Allemagne : À Zwickau, salariés et syndicats défendent la place de Volkswagen dans la région
Kessar Adel
Des salariés du constructeur automobile Volkswagen ont manifesté à Zwickau, en Allemagne, accompagnés de membres de leurs familles, pour défendre l’avenir de la production automobile sur ce site industriel. Les représentants du personnel ont appelé à garantir la présence durable du constructeur dans la région, soulignant l’importance historique de l’industrie automobile pour l’économie locale du Land de Saxe.

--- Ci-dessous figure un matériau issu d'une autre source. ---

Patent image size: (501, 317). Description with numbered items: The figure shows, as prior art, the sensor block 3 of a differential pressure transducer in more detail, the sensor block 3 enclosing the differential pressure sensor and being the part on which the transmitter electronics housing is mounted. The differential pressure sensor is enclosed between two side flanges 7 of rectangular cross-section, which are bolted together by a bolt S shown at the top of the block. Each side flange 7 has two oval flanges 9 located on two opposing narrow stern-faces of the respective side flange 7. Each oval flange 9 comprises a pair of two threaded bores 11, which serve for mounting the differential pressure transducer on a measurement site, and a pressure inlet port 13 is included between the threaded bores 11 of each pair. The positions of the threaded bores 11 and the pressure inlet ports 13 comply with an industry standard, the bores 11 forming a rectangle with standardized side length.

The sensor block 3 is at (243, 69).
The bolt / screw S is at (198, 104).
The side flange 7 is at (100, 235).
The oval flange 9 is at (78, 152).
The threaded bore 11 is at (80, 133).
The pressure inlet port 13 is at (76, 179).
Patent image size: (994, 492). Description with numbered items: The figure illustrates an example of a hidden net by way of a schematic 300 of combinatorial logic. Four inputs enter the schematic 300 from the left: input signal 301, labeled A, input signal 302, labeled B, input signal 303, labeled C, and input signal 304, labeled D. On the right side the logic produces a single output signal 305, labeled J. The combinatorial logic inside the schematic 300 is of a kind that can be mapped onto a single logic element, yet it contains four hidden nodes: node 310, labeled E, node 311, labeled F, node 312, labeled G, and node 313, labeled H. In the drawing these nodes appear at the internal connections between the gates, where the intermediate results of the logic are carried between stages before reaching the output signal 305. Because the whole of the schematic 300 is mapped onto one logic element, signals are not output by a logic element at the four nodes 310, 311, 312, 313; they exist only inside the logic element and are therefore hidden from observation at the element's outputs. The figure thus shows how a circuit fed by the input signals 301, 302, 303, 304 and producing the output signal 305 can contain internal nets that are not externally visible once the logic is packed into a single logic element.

Le président du comité d’entreprise de l’usine, Mario Albert, a rappelé que la région s’est développée autour de la construction automobile et que cette activité doit, selon lui, continuer d’y jouer un rôle central. Son adjoint, Mike Rösler, a pour sa part appelé les salariés à se mobiliser afin que le site conserve sa production au-delà de 2030.
Ces inquiétudes interviennent alors qu’un rapport évoquant un nouveau programme d’économies au sein de Volkswagen a suscité des réactions dans l’entreprise. Selon le magazine économique Manager Magazin, le groupe pourrait chercher à réduire ses coûts d’environ 20 % d’ici 2028, dans un contexte marqué notamment par le ralentissement des ventes en Chine et l’impact des droits de douane américains.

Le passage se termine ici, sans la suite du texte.